Despite his success, his work has been criticized as not be butoh. In his first performance in San Francisco in 1994, a heckler shouted “This is not butoh!” to which Kasai responded from the stage “This is my flesh, this is my blood.” Similarly, at the premiere of Butoh American in 2009 at the New York Butoh Festival, several in the audience states it was more like modern dance. “Claudia la Rocco in The New York Times wrote of that evening, “This was Butoh with a big wink. Or maybe it wasn't Butoh at all.”

==Artistry==
Kasai's work is noted for fusing Asian and Western elements, as he views butoh not as a Japanese style of dance but rather transnational and transhistorial, seeing parallels in the work of Commedia dell’Arte to the bodies of Vaslav Nijinsky, Isadora Duncan, and Tatsumi Hijikata, and sometimes more in ballet dancers than traditional butoh artists. He has been called the "Ninjinsky of butoh" and Dance magazine called his work “...part Marcel Marceau, part Mick Jagger...”

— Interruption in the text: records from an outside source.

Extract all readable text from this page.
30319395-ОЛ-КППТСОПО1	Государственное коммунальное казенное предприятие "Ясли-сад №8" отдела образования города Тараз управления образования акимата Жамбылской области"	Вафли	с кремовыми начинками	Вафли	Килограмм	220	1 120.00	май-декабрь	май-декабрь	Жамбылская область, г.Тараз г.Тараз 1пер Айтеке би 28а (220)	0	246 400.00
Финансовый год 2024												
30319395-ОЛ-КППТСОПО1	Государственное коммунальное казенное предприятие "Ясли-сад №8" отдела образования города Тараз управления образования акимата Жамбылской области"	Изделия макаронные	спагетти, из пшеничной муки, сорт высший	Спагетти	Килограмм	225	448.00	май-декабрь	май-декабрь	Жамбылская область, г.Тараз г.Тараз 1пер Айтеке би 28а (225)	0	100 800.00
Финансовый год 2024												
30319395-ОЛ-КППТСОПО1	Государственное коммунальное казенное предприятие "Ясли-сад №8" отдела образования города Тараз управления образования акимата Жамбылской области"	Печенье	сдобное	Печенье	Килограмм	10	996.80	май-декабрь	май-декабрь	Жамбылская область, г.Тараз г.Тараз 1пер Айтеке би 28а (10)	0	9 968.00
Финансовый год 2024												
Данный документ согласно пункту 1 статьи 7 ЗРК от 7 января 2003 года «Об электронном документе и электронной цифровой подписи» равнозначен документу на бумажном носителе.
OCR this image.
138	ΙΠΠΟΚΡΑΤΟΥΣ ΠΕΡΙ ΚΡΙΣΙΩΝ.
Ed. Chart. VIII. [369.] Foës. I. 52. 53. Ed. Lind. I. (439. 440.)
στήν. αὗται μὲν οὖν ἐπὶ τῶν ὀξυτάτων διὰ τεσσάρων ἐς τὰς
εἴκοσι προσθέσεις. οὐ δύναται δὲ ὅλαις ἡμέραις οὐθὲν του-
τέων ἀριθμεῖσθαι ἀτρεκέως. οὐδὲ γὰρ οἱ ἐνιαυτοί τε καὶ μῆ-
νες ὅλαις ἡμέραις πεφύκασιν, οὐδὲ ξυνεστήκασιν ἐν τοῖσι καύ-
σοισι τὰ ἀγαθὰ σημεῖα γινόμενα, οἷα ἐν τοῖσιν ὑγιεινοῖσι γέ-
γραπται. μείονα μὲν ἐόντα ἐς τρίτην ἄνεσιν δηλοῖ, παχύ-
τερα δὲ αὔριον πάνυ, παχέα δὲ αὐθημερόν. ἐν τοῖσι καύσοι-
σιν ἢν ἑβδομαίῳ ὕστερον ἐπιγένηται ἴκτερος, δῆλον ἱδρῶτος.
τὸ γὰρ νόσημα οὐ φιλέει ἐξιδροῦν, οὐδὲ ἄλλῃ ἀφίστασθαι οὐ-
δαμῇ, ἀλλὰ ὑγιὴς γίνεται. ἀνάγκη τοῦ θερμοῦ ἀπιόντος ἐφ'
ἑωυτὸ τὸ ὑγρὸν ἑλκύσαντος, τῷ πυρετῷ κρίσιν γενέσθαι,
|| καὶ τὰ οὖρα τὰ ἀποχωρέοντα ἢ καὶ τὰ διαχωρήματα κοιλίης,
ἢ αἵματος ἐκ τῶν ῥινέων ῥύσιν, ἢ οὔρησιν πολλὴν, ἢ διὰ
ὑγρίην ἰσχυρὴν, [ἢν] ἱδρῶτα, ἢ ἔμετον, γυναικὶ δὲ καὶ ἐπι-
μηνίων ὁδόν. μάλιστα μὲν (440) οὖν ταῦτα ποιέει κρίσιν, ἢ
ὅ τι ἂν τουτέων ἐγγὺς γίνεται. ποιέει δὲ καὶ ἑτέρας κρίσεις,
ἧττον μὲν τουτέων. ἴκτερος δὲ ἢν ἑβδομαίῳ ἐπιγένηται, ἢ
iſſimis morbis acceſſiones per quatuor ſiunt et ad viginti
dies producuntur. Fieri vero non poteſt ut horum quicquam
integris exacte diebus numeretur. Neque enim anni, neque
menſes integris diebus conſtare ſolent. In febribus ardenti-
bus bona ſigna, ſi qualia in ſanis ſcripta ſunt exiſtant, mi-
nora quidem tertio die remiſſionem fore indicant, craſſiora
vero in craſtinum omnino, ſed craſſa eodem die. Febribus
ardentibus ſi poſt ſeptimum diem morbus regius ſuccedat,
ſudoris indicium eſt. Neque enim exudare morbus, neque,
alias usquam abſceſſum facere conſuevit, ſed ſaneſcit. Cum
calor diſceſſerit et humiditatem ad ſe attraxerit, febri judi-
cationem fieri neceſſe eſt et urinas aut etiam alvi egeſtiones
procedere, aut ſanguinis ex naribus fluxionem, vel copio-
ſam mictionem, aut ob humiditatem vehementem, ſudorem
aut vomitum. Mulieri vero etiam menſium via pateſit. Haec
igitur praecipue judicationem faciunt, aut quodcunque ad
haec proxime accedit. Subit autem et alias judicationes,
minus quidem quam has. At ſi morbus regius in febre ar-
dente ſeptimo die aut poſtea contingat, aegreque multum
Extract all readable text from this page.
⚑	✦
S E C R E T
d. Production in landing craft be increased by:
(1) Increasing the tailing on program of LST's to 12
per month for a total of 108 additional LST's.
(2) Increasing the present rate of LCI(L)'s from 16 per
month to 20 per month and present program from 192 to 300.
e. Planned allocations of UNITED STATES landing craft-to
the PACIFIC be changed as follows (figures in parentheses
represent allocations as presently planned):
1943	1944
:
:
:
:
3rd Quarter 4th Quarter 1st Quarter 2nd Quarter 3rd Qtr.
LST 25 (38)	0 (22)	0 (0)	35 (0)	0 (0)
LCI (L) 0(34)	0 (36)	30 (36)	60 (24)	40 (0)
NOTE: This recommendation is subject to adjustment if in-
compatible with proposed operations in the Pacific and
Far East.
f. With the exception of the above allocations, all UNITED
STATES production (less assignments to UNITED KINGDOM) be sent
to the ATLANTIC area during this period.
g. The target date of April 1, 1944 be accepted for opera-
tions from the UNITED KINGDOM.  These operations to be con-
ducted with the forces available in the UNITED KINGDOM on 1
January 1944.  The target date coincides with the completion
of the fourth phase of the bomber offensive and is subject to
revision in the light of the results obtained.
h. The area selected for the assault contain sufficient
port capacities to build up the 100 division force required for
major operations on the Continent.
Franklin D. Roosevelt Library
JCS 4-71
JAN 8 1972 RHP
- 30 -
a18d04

Kasai considered butoh to be more of a philosophy than a dance movement. His work returns repeatedly to two themes: apocalypse as both destructive and generative and the struggle between the energies of organic and inorganic matter. The latter is often embodied as the working of Earth itself, with its organic and inorganic components/forces as well as the interaction of humans and technology. Kasai has also been working with temporal themes since his return to the stage in the 1990s, stating that his butoh philosophy is future-oriented.

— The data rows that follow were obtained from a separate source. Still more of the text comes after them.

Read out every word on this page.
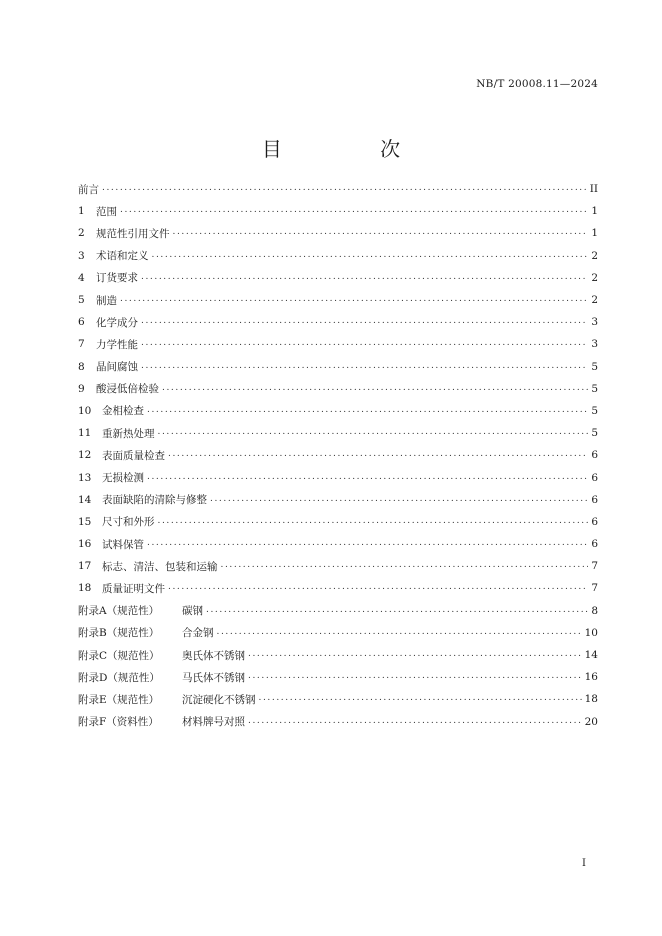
NB/T 20008.11—2024
目 次
前言 .....	II
1	范围 .....	1
2	规范性引用文件 .....	1
3	术语和定义 .....	2
4	订货要求 .....	2
5	制造 .....	2
6	化学成分 .....	3
7	力学性能 .....	3
8	晶间腐蚀 .....	5
9	酸浸低倍检验 .....	5
10	金相检查 .....	5
11	重新热处理 .....	5
12	表面质量检查 .....	6
13	无损检测 .....	6
14	表面缺陷的清除与修整 .....	6
15	尺寸和外形 .....	6
16	试料保管 .....	6
17	标志、清洁、包装和运输 .....	7
18	质量证明文件 .....	7
附录A（规范性）	碳钢 .....	8
附录B（规范性）	合金钢 .....	10
附录C（规范性）	奥氏体不锈钢 .....	14
附录D（规范性）	马氏体不锈钢 .....	16
附录E（规范性）	沉淀硬化不锈钢 .....	18
附录F（资料性）	材料牌号对照 .....	20
I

The philosophy is most evident in Kasai's thoughts of the body, movement and language. Like Hijikata, Kasai believes that the body, words and choreography are intricately related but in somewhat different ways. Kasai considers dance to be an inherently social activity and the dancer should strive for a “between space” which is an intersection between the dancer and the audience that happens when the rational mind quiets and the body begins to move. He states that dance eliminates the physical self, with humans becoming “bodies of sensation.” Since words live in the air, as the body moves, it is the way to understand the body. Through what he calls “voice power” the body is not “I” or “you” but rather an impersonal pronoun that transcends dancer and spectator to a total consciousness. Kasai’s butoh is strongly influenced by Eurythmy but it is also the extension of Hijikata’s butoh, especially in the role of language, and the concept that the body is something that is created, rather than given by nature.

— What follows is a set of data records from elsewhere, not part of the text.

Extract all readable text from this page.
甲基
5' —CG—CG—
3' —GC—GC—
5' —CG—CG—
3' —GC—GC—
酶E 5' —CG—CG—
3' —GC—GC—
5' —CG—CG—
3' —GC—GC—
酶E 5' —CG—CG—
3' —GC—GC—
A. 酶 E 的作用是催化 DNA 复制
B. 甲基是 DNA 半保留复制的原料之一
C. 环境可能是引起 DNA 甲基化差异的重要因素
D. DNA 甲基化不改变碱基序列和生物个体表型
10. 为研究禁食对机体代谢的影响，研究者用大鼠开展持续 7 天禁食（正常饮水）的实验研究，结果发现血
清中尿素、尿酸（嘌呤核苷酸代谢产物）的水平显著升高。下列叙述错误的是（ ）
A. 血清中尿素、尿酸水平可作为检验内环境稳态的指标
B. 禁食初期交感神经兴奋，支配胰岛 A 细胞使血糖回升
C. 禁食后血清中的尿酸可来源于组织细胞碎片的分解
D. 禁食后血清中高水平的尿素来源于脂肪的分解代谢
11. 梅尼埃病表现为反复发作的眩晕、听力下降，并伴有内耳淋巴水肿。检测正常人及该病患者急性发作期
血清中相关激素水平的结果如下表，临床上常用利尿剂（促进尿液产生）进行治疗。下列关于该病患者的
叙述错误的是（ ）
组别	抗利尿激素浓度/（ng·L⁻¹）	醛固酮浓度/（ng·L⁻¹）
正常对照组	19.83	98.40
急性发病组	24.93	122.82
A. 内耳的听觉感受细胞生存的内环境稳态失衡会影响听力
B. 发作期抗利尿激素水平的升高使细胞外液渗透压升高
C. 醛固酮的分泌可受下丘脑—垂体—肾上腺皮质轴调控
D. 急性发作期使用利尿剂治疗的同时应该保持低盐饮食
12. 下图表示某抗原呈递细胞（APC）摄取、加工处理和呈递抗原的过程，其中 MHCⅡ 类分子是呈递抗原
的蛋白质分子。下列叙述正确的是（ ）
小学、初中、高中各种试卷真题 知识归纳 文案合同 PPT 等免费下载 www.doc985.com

As a dancer, Kasai promotes a different body aesthetic than in traditional butoh (slow, horizontal and low positions), with quicker movement, vertical movement, use of the entire stage and eyes engaged rather than looking off into the distance and upward posture. He stated that his teacher Kazuo Ohno always told him not to move around so much, but Kasai has criticized the slow, reserved movements of most butoh, stating that he cannot understand dance without much movement, believing very slow movement risks turning it into an object. Despite this, his solo dance style has been compared to that of Ohno and considers this three-year apprenticeship with him as formative. Kasai states that his is music-oriented and weak in visual images, and that when he hears music, movement flows naturally.

As a choreographer, Kasai states that Hijikata is his greatest influence although he did not study under him directly. Both believe choreography is external, rather than internal to the dancer as it gives concepts to the dancers to create a collective body. Another common thread is to not pre-prepare the choreography, but rather to concentrate on what one feels intuitively between the dancer and choreographer before movement begins. As a choreographer, Kasai states he must sense the unique “smell” of each dancer, be it “tart”, ”acidic”, “sweet” or other as each has a unique quality, which helps determine what movements are best for them. He tries to avoid giving dancers images based on words, but rather has them focus on forms. He also tends to have dancers avoid the skills they acquired in their training (Graham, ballet, etc.) and work on something they have not done before. However, he does admit that he does have an overall image in mind for the production, with dancers’ movements conforming to that image.